Читаем Дневники. 1946-1947 полностью

Итак, в жизни есть две силы: 1) размножение как творчество природы или самотворчество и 2) творчество человека или организация материи (природы) в интересах человека (вопрос: что есть «человек», во имя которого все на свете организуется).

<Приписка: Первое в человеке есть стремление к единству (идея), включающему порядок, т. е. расстановку предметов согласно плану, имеющему в виду «лучшее» для человека.>

Материя находится в состоянии непрерывного самотворчества.
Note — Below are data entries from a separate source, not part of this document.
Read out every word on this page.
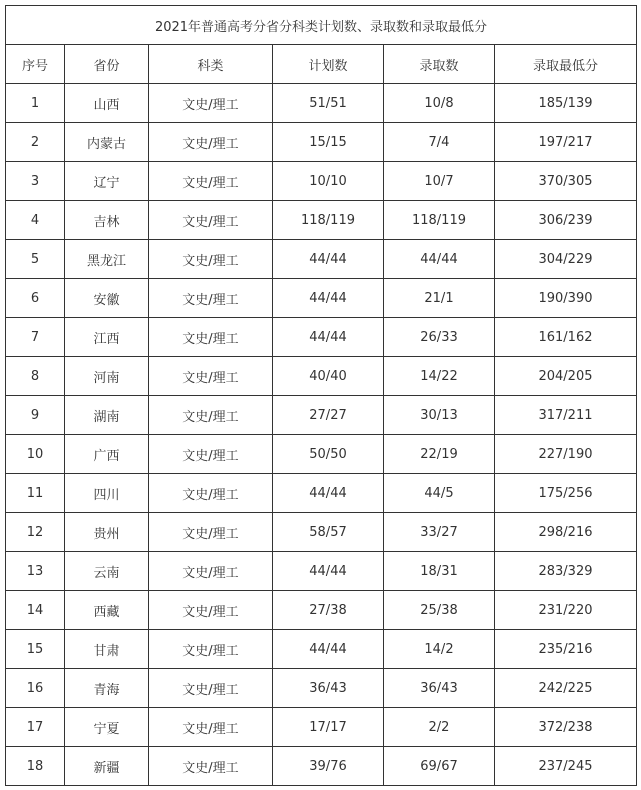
2021年普通高考分省分科类计划数、录取数和录取最低分					
序号	省份	科类	计划数	录取数	录取最低分
1	山西	文史/理工	51/51	10/8	185/139
2	内蒙古	文史/理工	15/15	7/4	197/217
3	辽宁	文史/理工	10/10	10/7	370/305
4	吉林	文史/理工	118/119	118/119	306/239
5	黑龙江	文史/理工	44/44	44/44	304/229
6	安徽	文史/理工	44/44	21/1	190/390
7	江西	文史/理工	44/44	26/33	161/162
8	河南	文史/理工	40/40	14/22	204/205
9	湖南	文史/理工	27/27	30/13	317/211
10	广西	文史/理工	50/50	22/19	227/190
11	四川	文史/理工	44/44	44/5	175/256
12	贵州	文史/理工	58/57	33/27	298/216
13	云南	文史/理工	44/44	18/31	283/329
14	西藏	文史/理工	27/38	25/38	231/220
15	甘肃	文史/理工	44/44	14/2	235/216
16	青海	文史/理工	36/43	36/43	242/225
17	宁夏	文史/理工	17/17	2/2	372/238
18	新疆	文史/理工	39/76	69/67	237/245
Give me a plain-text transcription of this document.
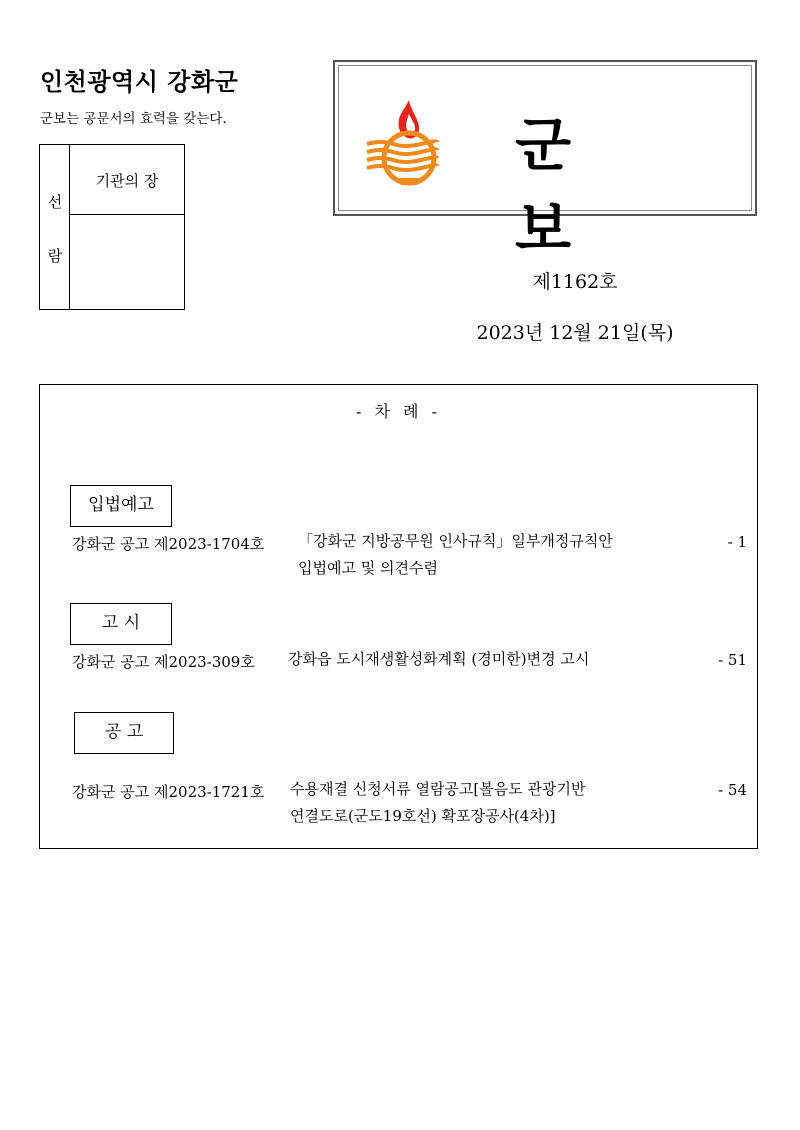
인천광역시 강화군
군보는 공문서의 효력을 갖는다.
선
람
기관의 장
군 보
제1162호
2023년 12월 21일(목)
- 차 례 -
입법예고
강화군 공고 제2023-1704호 「강화군 지방공무원 인사규칙」일부개정규칙안
입법예고 및 의견수렴
- 1
고 시
강화군 공고 제2023-309호 강화읍 도시재생활성화계획 (경미한)변경 고시	- 51
공 고
강화군 공고 제2023-1721호 수용재결 신청서류 열람공고[볼음도 관광기반
연결도로(군도19호선) 확포장공사(4차)]
- 54
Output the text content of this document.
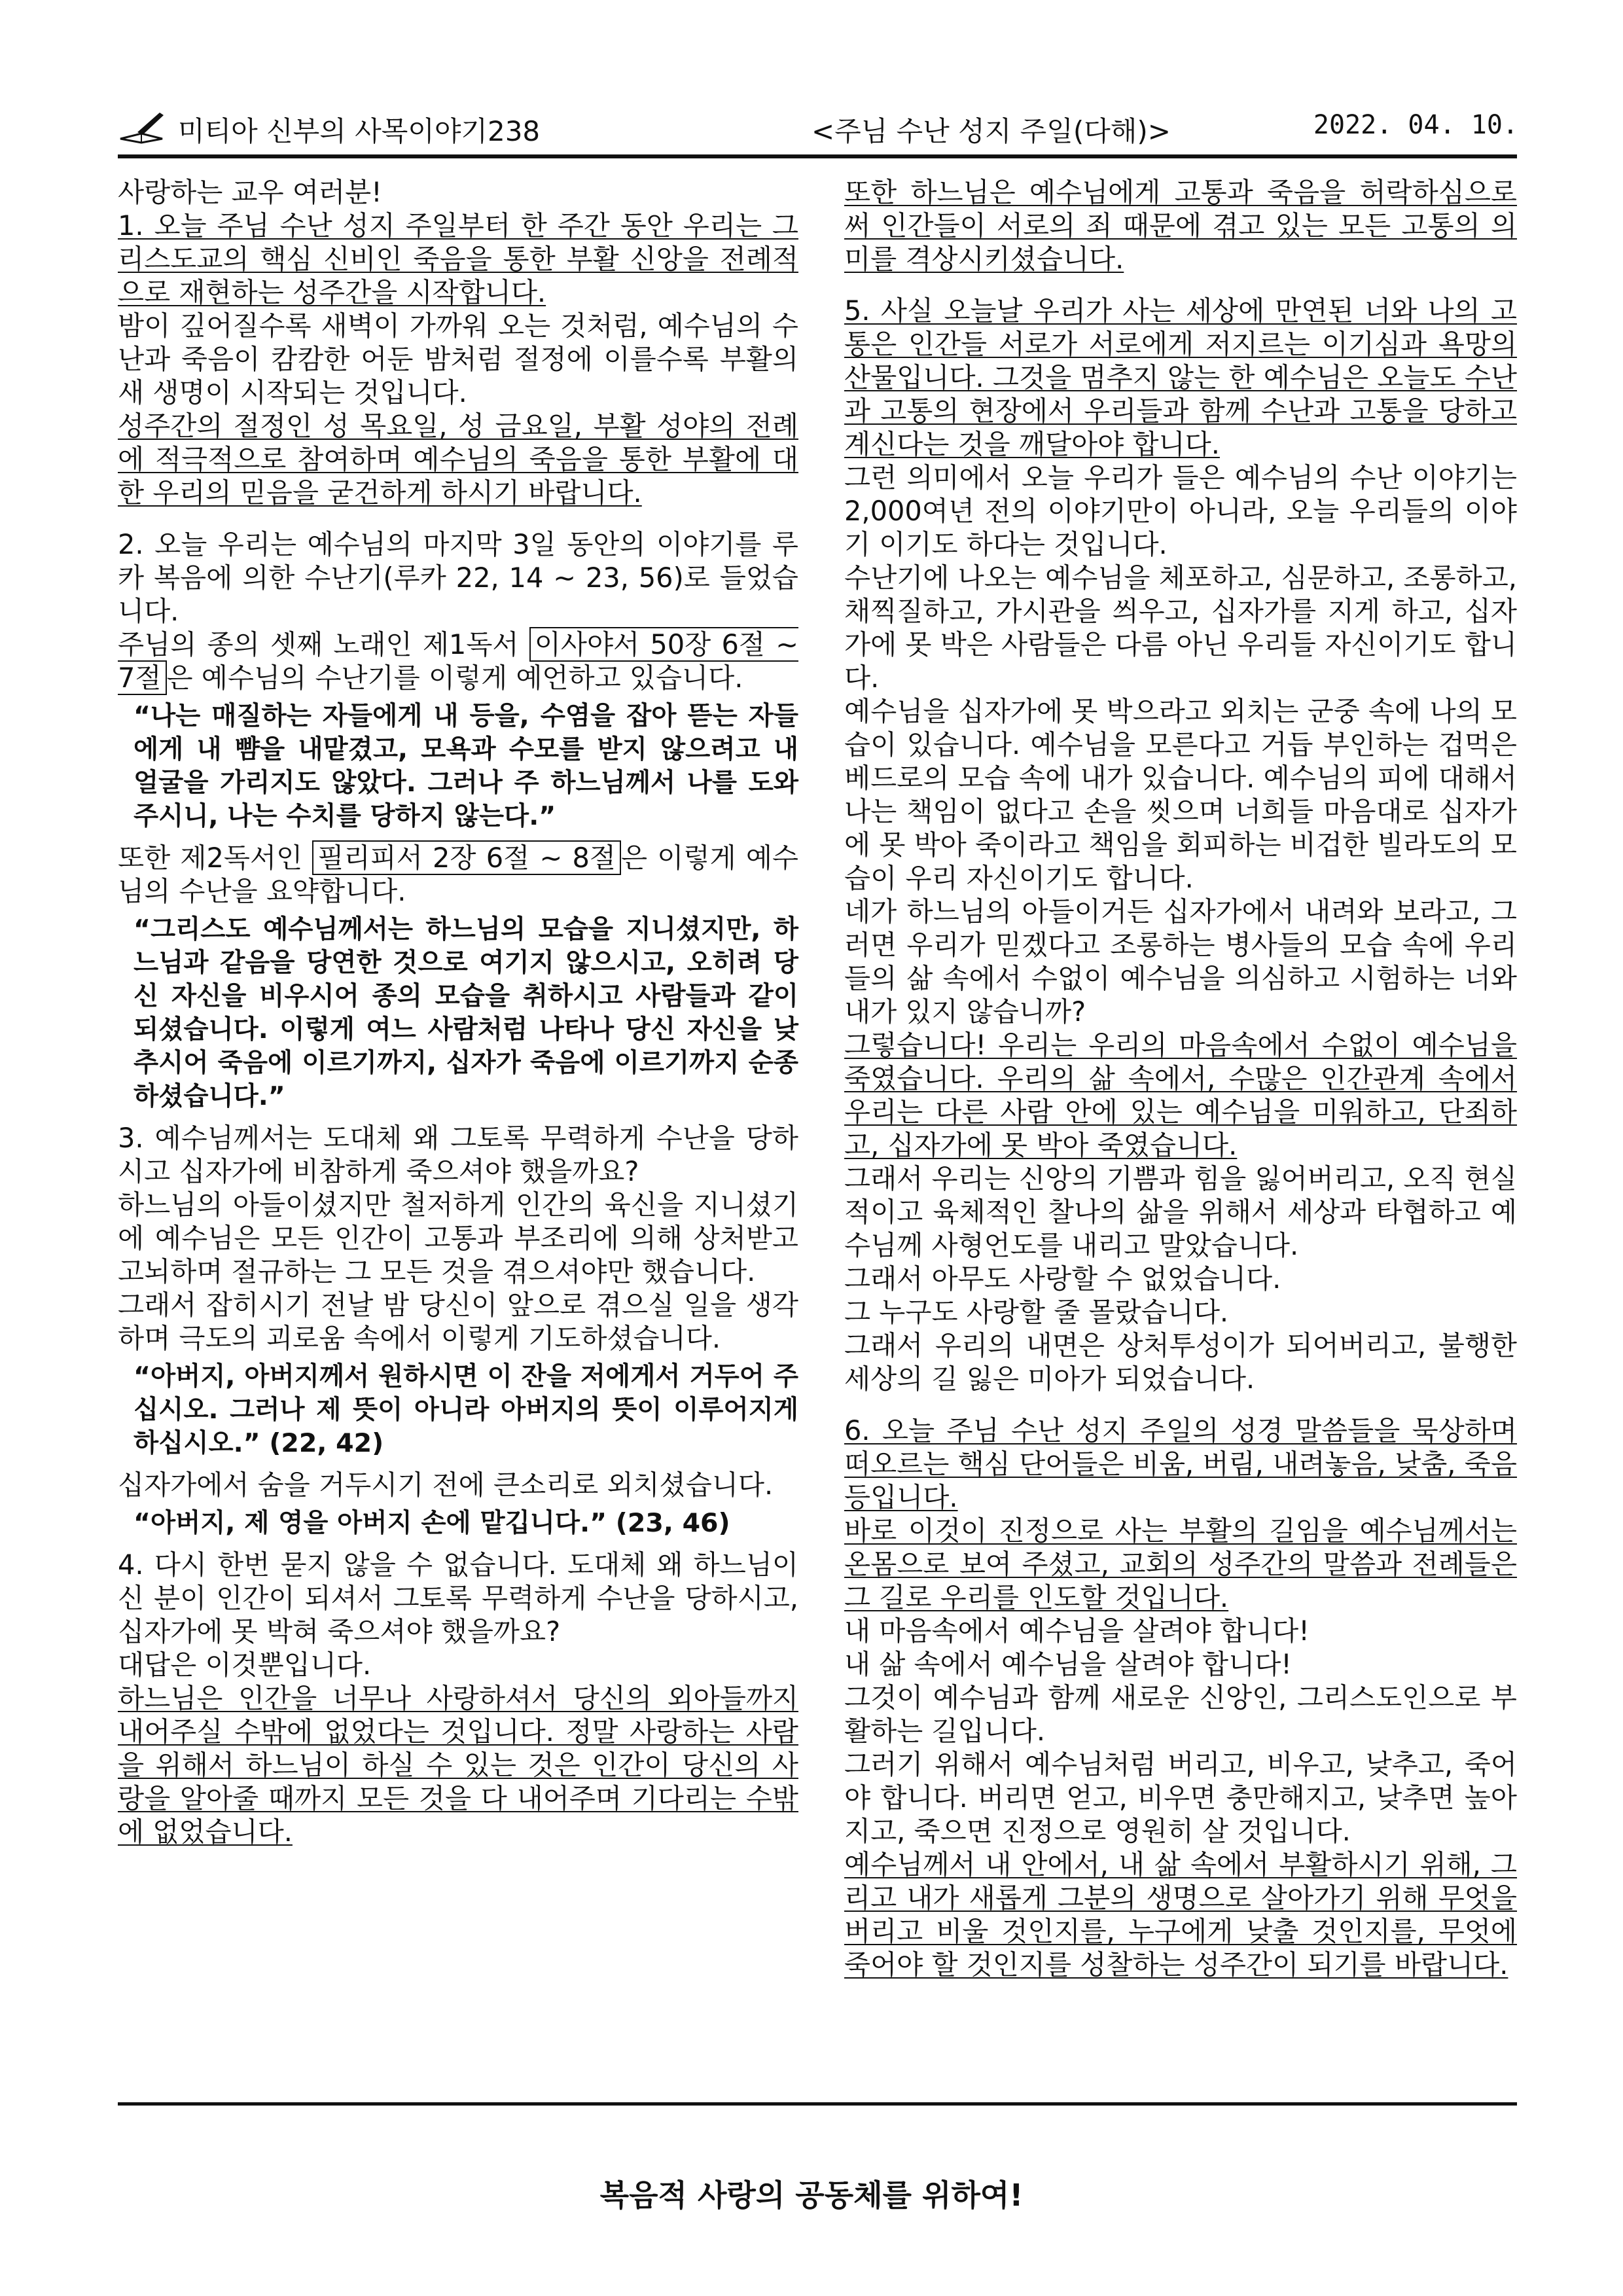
미티아 신부의 사목이야기238	<주님 수난 성지 주일(다해)>	2022. 04. 10.

사랑하는 교우 여러분!

1. 오늘 주님 수난 성지 주일부터 한 주간 동안 우리는 그리스도교의 핵심 신비인 죽음을 통한 부활 신앙을 전례적으로 재현하는 성주간을 시작합니다.

밤이 깊어질수록 새벽이 가까워 오는 것처럼, 예수님의 수난과 죽음이 캄캄한 어둔 밤처럼 절정에 이를수록 부활의 새 생명이 시작되는 것입니다.

성주간의 절정인 성 목요일, 성 금요일, 부활 성야의 전례에 적극적으로 참여하며 예수님의 죽음을 통한 부활에 대한 우리의 믿음을 굳건하게 하시기 바랍니다.

2. 오늘 우리는 예수님의 마지막 3일 동안의 이야기를 루카 복음에 의한 수난기(루카 22, 14 ~ 23, 56)로 들었습니다.

주님의 종의 셋째 노래인 제1독서 이사야서 50장 6절 ~ 7절 은 예수님의 수난기를 이렇게 예언하고 있습니다.

“나는 매질하는 자들에게 내 등을, 수염을 잡아 뜯는 자들에게 내 뺨을 내맡겼고, 모욕과 수모를 받지 않으려고 내 얼굴을 가리지도 않았다. 그러나 주 하느님께서 나를 도와주시니, 나는 수치를 당하지 않는다.”

또한 제2독서인 필리피서 2장 6절 ~ 8절 은 이렇게 예수님의 수난을 요약합니다.

“그리스도 예수님께서는 하느님의 모습을 지니셨지만, 하느님과 같음을 당연한 것으로 여기지 않으시고, 오히려 당신 자신을 비우시어 종의 모습을 취하시고 사람들과 같이 되셨습니다. 이렇게 여느 사람처럼 나타나 당신 자신을 낮추시어 죽음에 이르기까지, 십자가 죽음에 이르기까지 순종하셨습니다.”

3. 예수님께서는 도대체 왜 그토록 무력하게 수난을 당하시고 십자가에 비참하게 죽으셔야 했을까요?

하느님의 아들이셨지만 철저하게 인간의 육신을 지니셨기에 예수님은 모든 인간이 고통과 부조리에 의해 상처받고 고뇌하며 절규하는 그 모든 것을 겪으셔야만 했습니다.

그래서 잡히시기 전날 밤 당신이 앞으로 겪으실 일을 생각하며 극도의 괴로움 속에서 이렇게 기도하셨습니다.

“아버지, 아버지께서 원하시면 이 잔을 저에게서 거두어 주십시오. 그러나 제 뜻이 아니라 아버지의 뜻이 이루어지게 하십시오.” (22, 42)

십자가에서 숨을 거두시기 전에 큰소리로 외치셨습니다.

“아버지, 제 영을 아버지 손에 맡깁니다.” (23, 46)

4. 다시 한번 묻지 않을 수 없습니다. 도대체 왜 하느님이신 분이 인간이 되셔서 그토록 무력하게 수난을 당하시고, 십자가에 못 박혀 죽으셔야 했을까요?

대답은 이것뿐입니다.

하느님은 인간을 너무나 사랑하셔서 당신의 외아들까지 내어주실 수밖에 없었다는 것입니다. 정말 사랑하는 사람을 위해서 하느님이 하실 수 있는 것은 인간이 당신의 사랑을 알아줄 때까지 모든 것을 다 내어주며 기다리는 수밖에 없었습니다.

또한 하느님은 예수님에게 고통과 죽음을 허락하심으로써 인간들이 서로의 죄 때문에 겪고 있는 모든 고통의 의미를 격상시키셨습니다.

5. 사실 오늘날 우리가 사는 세상에 만연된 너와 나의 고통은 인간들 서로가 서로에게 저지르는 이기심과 욕망의 산물입니다. 그것을 멈추지 않는 한 예수님은 오늘도 수난과 고통의 현장에서 우리들과 함께 수난과 고통을 당하고 계신다는 것을 깨달아야 합니다.

그런 의미에서 오늘 우리가 들은 예수님의 수난 이야기는 2,000여년 전의 이야기만이 아니라, 오늘 우리들의 이야기 이기도 하다는 것입니다.

수난기에 나오는 예수님을 체포하고, 심문하고, 조롱하고, 채찍질하고, 가시관을 씌우고, 십자가를 지게 하고, 십자가에 못 박은 사람들은 다름 아닌 우리들 자신이기도 합니다.

예수님을 십자가에 못 박으라고 외치는 군중 속에 나의 모습이 있습니다. 예수님을 모른다고 거듭 부인하는 겁먹은 베드로의 모습 속에 내가 있습니다. 예수님의 피에 대해서 나는 책임이 없다고 손을 씻으며 너희들 마음대로 십자가에 못 박아 죽이라고 책임을 회피하는 비겁한 빌라도의 모습이 우리 자신이기도 합니다.

네가 하느님의 아들이거든 십자가에서 내려와 보라고, 그러면 우리가 믿겠다고 조롱하는 병사들의 모습 속에 우리들의 삶 속에서 수없이 예수님을 의심하고 시험하는 너와 내가 있지 않습니까?

그렇습니다! 우리는 우리의 마음속에서 수없이 예수님을 죽였습니다. 우리의 삶 속에서, 수많은 인간관계 속에서 우리는 다른 사람 안에 있는 예수님을 미워하고, 단죄하고, 십자가에 못 박아 죽였습니다.

그래서 우리는 신앙의 기쁨과 힘을 잃어버리고, 오직 현실적이고 육체적인 찰나의 삶을 위해서 세상과 타협하고 예수님께 사형언도를 내리고 말았습니다.

그래서 아무도 사랑할 수 없었습니다.

그 누구도 사랑할 줄 몰랐습니다.

그래서 우리의 내면은 상처투성이가 되어버리고, 불행한 세상의 길 잃은 미아가 되었습니다.

6. 오늘 주님 수난 성지 주일의 성경 말씀들을 묵상하며 떠오르는 핵심 단어들은 비움, 버림, 내려놓음, 낮춤, 죽음 등입니다.

바로 이것이 진정으로 사는 부활의 길임을 예수님께서는 온몸으로 보여 주셨고, 교회의 성주간의 말씀과 전례들은 그 길로 우리를 인도할 것입니다.

내 마음속에서 예수님을 살려야 합니다!

내 삶 속에서 예수님을 살려야 합니다!

그것이 예수님과 함께 새로운 신앙인, 그리스도인으로 부활하는 길입니다.

그러기 위해서 예수님처럼 버리고, 비우고, 낮추고, 죽어야 합니다. 버리면 얻고, 비우면 충만해지고, 낮추면 높아지고, 죽으면 진정으로 영원히 살 것입니다.

예수님께서 내 안에서, 내 삶 속에서 부활하시기 위해, 그리고 내가 새롭게 그분의 생명으로 살아가기 위해 무엇을 버리고 비울 것인지를, 누구에게 낮출 것인지를, 무엇에 죽어야 할 것인지를 성찰하는 성주간이 되기를 바랍니다.

복음적 사랑의 공동체를 위하여!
Такая живая материя проникает в существо человека и образует в нем то, что мы называем «сам». Напротив, идея нас «осеняет», «приходит в голову», говорят: «идея родилась» или фаустовское «прекрасное мгновенье», и вообще «отец» – он не сам, он больше, чем сам, это mater (мать, материя) делает в нас то, что мы называем «сам».

Так что в собственном своем смысле жизнь есть самотворчество природы (материи), с вечной заботой о длительности существования, возрождении, возобновлении, жизнь эта похожа на искру прерываемого тока электричества.

Самотворчество природы способствует размножению человека, и это размножение подчиняет себе «идею», т. е.

464


творчество самого человека – это падение. (NB. Гитлеризм был уничтожением человечества в пользу господства расы, коммунизм рано или поздно бросится на размножение (пойдет хирургия).)

2 Апреля. Тепло, пасмурно с просветами. Ляля вышла на воздух.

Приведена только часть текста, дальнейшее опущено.